Cookies for breakfast!?! Yes, please. I’ve been baking up this healthy version of the familiar childhood cereal, Cookie Crisp for several months now and hadn’t thought to share it for some reason. It came about at the beginning of the school year when my daughter’s teacher asked if I could send in a cereal for her to have as an end of the day treat. She gives the kids a piece of Cookie Crisp, really just one piece, but it makes them so happy. Now, I don’t ever want my girls to feel limited or left out because of our dietary choices so I had to create a version reminiscent of the kid friendly cereal, but with a healthy twist. So, now we have Healthy Cookie Crisp.
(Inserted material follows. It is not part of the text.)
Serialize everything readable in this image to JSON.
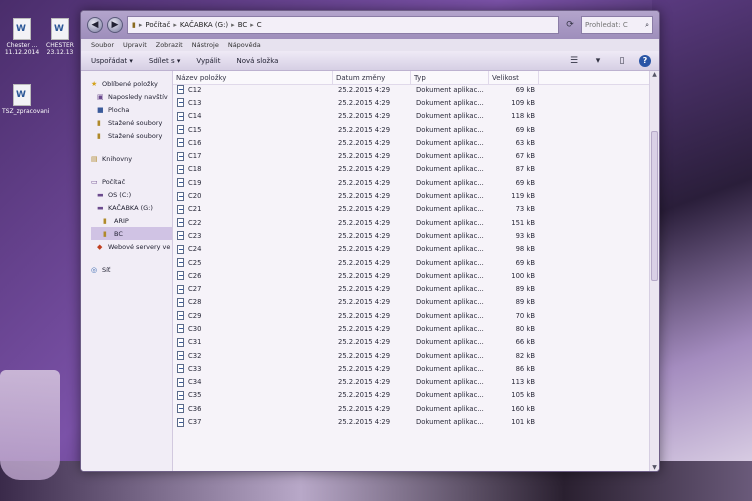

The store bought version may be vegan(depending on how you feel about using sugar), but it certainly isn’t the healthiest way to start the day. The first 4 ingredients are corn, sugar, corn meal, and brown sugar. Sure the corn is whole grain and they throw in some vitamins, but really it not much better than eating an actual cookie for breakfast(and I’m pretty sure the cookie would taste a lot better). My healthy cookie crisp cereal is made with whole food ingredients like whole wheat flour, chia seeds, and coconut sugar. That means you get a yummy cereal that’s actually nutritious.
Try a bowl with ice cold almond milk or simply by the handful, it’s delicious either way. If you try this recipe, let me know how it turns out! Leave a comment below or snap a pic and tag it @weelittlevegans on Instagram so I’ll be sure to see it!
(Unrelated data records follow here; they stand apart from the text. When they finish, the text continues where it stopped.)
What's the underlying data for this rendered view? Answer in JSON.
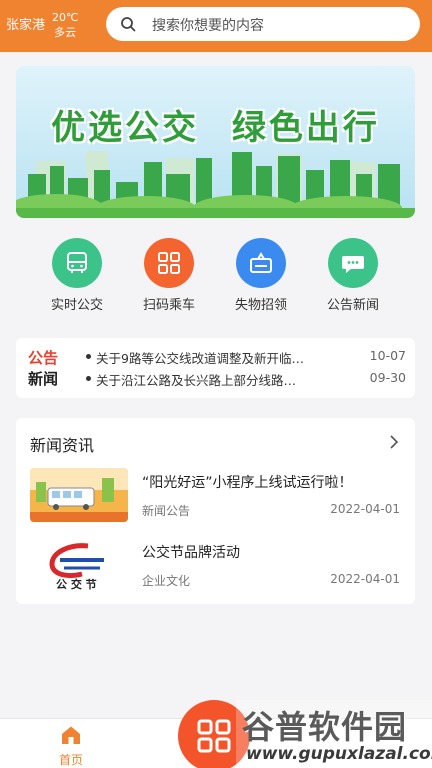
{
  "header": {
    "location": "张家港",
    "temperature": "20℃",
    "weather": "多云",
    "search_placeholder": "搜索你想要的内容",
    "color": "#f08330"
  },
  "banner": {
    "slogan": "优选公交 绿色出行"
  },
  "quick_menu": [
    {
      "label": "实时公交",
      "icon": "bus-icon",
      "color": "#3cc38a"
    },
    {
      "label": "扫码乘车",
      "icon": "qr-scan-icon",
      "color": "#f4642e"
    },
    {
      "label": "失物招领",
      "icon": "lost-found-icon",
      "color": "#3b8af0"
    },
    {
      "label": "公告新闻",
      "icon": "chat-bubble-icon",
      "color": "#3cc38a"
    }
  ],
  "notice": {
    "logo_line1": "公告",
    "logo_line2": "新闻",
    "items": [
      {
        "title": "关于9路等公交线改道调整及新开临…",
        "date": "10-07"
      },
      {
        "title": "关于沿江公路及长兴路上部分线路…",
        "date": "09-30"
      }
    ]
  },
  "news": {
    "heading": "新闻资讯",
    "items": [
      {
        "title": "“阳光好运”小程序上线试运行啦！",
        "category": "新闻公告",
        "date": "2022-04-01"
      },
      {
        "title": "公交节品牌活动",
        "category": "企业文化",
        "date": "2022-04-01"
      }
    ]
  },
  "tabbar": {
    "home_label": "首页",
    "accent": "#f08330"
  },
  "watermark": {
    "title": "谷普软件园",
    "url": "www.gupuxlazal.com"
  }
}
- 1 cup flour I use whole wheat pastry or white whole wheat
- 2 tablespoon ground chia seeds
- 4 tablespoon coconut sugar
- 4 tablespoon almond milk room temperature
- 1 tbsp coconut oil, melted
- ¼ teaspoon salt
- 1 teaspoon baking powder
- 1 teaspoon vanilla
- ½ teaspoon baking soda
Preheat oven to 350 degrees and line a baking sheet with parchment paper.
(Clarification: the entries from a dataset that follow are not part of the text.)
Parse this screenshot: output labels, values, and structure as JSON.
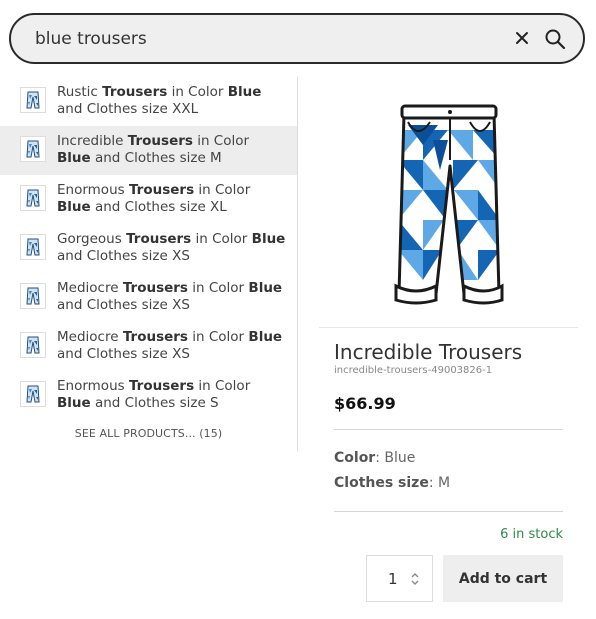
{
  "search": {
    "value": "blue trousers",
    "clear_icon": "close-icon",
    "search_icon": "search-icon"
  },
  "results": {
    "items": [
      {
        "prefix": "Rustic ",
        "bold1": "Trousers",
        "mid": " in Color ",
        "bold2": "Blue",
        "suffix": " and Clothes size XXL",
        "active": false
      },
      {
        "prefix": "Incredible ",
        "bold1": "Trousers",
        "mid": " in Color ",
        "bold2": "Blue",
        "suffix": " and Clothes size M",
        "active": true
      },
      {
        "prefix": "Enormous ",
        "bold1": "Trousers",
        "mid": " in Color ",
        "bold2": "Blue",
        "suffix": " and Clothes size XL",
        "active": false
      },
      {
        "prefix": "Gorgeous ",
        "bold1": "Trousers",
        "mid": " in Color ",
        "bold2": "Blue",
        "suffix": " and Clothes size XS",
        "active": false
      },
      {
        "prefix": "Mediocre ",
        "bold1": "Trousers",
        "mid": " in Color ",
        "bold2": "Blue",
        "suffix": " and Clothes size XS",
        "active": false
      },
      {
        "prefix": "Mediocre ",
        "bold1": "Trousers",
        "mid": " in Color ",
        "bold2": "Blue",
        "suffix": " and Clothes size XS",
        "active": false
      },
      {
        "prefix": "Enormous ",
        "bold1": "Trousers",
        "mid": " in Color ",
        "bold2": "Blue",
        "suffix": " and Clothes size S",
        "active": false
      }
    ],
    "see_all": "SEE ALL PRODUCTS... (15)"
  },
  "product": {
    "title": "Incredible Trousers",
    "sku": "incredible-trousers-49003826-1",
    "price": "$66.99",
    "color_label": "Color",
    "color_value": "Blue",
    "size_label": "Clothes size",
    "size_value": "M",
    "stock": "6 in stock",
    "quantity": "1",
    "add_to_cart": "Add to cart"
  },
  "colors": {
    "stock": "#2e8b4a",
    "pattern_dark": "#1565b5",
    "pattern_light": "#5fa8e6"
  }
}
Combine dry ingredients in a bowl.
In another bowl combine wet ingredients. Pour wet ingredients into dry and stir to combine.
Fill a pastry bag with dough and squeeze small amounts on to baking sheet. You can also scoop dough using a small scooper or spoon.
Bake for 12-15 minutes until crisp and crunchy. They stand up to milk better if they are crispier.
Remove from pan and allow to cool completely before storing. Store in an airtight container.